Previously, I've discussed NFC a bit, and also Passbook. I've been thinking about the whole payment thing a bit lately, and I think I might have come up with something which might work - or at least be a starting point.
First up, I don't see Passbook as a payment method. It's a barcode, and as such, it can be easily copied. You can easily take a screenshot of a Starbucks pass, and scan it in Starbucks, charging your drink to someone else.
But in the same vein, I don't see NFC being used in anger for a while. It's too complex for most shops, and the merchants (ie, VISA, AMEX, the banks) are very slow to act.
So, a possible solution.
Assumptions
This is designed to work with - not replace - existing card terminals. It assumes that the user and the merchant both have internet, and the user has a smartphone.
Using it at the POS
- A transaction is completed on the POS, as per normal.

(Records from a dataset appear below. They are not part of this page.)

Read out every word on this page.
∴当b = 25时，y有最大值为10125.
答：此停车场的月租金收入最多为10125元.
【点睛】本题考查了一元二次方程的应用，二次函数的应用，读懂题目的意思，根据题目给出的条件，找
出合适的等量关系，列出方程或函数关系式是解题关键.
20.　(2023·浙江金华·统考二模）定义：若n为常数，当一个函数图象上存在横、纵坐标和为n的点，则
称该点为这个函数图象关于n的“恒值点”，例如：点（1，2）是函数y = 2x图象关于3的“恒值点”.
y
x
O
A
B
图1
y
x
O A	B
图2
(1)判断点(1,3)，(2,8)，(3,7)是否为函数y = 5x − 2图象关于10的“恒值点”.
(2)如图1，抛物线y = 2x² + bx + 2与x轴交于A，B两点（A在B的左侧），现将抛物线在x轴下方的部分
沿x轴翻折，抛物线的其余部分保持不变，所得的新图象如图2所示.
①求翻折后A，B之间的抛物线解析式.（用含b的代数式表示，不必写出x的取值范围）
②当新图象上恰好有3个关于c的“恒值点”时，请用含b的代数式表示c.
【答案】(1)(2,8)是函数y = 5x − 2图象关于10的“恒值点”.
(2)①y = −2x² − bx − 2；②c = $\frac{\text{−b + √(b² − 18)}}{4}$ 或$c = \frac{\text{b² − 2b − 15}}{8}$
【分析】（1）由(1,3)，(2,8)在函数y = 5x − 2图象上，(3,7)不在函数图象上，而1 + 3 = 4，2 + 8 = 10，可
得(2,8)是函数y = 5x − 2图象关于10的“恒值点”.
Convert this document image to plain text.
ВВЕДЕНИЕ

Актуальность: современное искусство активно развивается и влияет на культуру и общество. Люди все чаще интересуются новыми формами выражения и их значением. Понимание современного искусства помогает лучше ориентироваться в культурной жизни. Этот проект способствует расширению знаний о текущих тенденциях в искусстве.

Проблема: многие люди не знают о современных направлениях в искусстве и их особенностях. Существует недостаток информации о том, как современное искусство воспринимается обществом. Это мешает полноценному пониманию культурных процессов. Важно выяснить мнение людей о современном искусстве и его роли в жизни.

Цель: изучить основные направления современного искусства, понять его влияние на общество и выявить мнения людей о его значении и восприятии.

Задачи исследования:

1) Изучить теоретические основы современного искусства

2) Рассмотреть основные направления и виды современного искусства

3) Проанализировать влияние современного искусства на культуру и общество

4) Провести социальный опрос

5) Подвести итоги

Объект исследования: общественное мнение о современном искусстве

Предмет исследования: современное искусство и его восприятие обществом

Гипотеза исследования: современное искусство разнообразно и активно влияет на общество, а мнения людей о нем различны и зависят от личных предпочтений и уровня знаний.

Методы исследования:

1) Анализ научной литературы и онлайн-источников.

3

- The merchant enters the amount of the transaction into their "terminal". This might be automated as part of the POS (eg, Vend, Lightspeed, Square) or it might be manually entered into a hand-held device using an app from the provider of this service.
- The user then scans the merchant "code" (NFC, QR, barcode, or has a list of recently used places based on GPS). This code is unique for both the POS and the merchant, so if you had 3 POS terminals, they'd have 3 codes. The transaction value shows up on the screen, and the user accepts it, possibly picking which method to pay with and entering a pin if required.
- The merchant's terminal is notified that the transaction has been accepted (push message, web service etc). If needed, the users photograph could be provided for further verification.
This is a fairly simple flow. It would also support merchant-not-present transactions, eg:
- The user completes an e-commerce transaction up until the payment steps, as normal.
- The website pushes the value to the service, and shows the QR code/identifier on screen. This identifier would be unique to the transaction, not just the merchant.
- The user scans the code, and the app connects to the backend service to retrieve the transaction.
- The user accepts the amount, and the service notifies the merchant's e-commerce application that it has worked.
- Normal fulfilment happens after this.
Having this work from a Smartphone app would allow things like automatic loyalty cards, tabs (like Square), automatic "I'm near this merchant" type functions.
Backend
The backend of this service is where I think it can get interesting. Both the merchant and the user need to be signed up (as they do now with credit cards), and provide some way to pay, or to receive money (as they do with PayPal now).
Once signed up, anyone can receive or send money, and the backend service is responsible for pushing the money around. This might be direct to/from a bank account using a service like GoCardless or PayPal, a normal credit card merchant gateway, or a stored-value account, or any other payment method.
Not relying on a credit card gateway reduces the cost hugely.
Importantly, the user does not have their card details on their mobile device, and the merchant does not see or receive their card details. If the device is lost of stolen, the cards are protected by a PIN, and even if that pin is guessed, the device can be disabled, as it must communicate with the server for each transaction.
Functionally, this is quite similar to the Barclays PingIt service, which uses the mobile number as the unique key. It's sender initiated, where as my method is merchant initiated.
Advantages
- More secure than a credit card, less impact if it's lost or compromised.
- Two or more factor authentication should reduce fraud.
- Merchants could do this with an iPod Touch and a WIFI connection. That makes for a very cheap terminal.
- Could easily be integrated with a system like Square, where the card is present.
- Moo now supports NFC business cards, so with that and a QR code printed on it, you could use your business card as a payment receipt method.
- Easy to setup without a merchant account. Cheap service to run.
- Multiple sources of money: Bank account; Credit/Debit card; Paypal; Balance.
Problems
- Chargebacks for credit cards could hurt a lot. I'm not sure how PayPal deals with this.
- Scanning bar codes is a pain in the arse. That said, chip and pin is almost as bad.
- Requires a smartphone with a decent camera. Requires an internet connection (fine in cities, not good in rural areas)
- Doing a bank transfer transaction without having the money to back it up. Could be fixed with a credit card being required, but direct debit and other methods are not real time.
- Fraud; Money Laundering.
This is mostly a brain dump, but what are your thoughts on it? Did I miss something big somewhere in the process?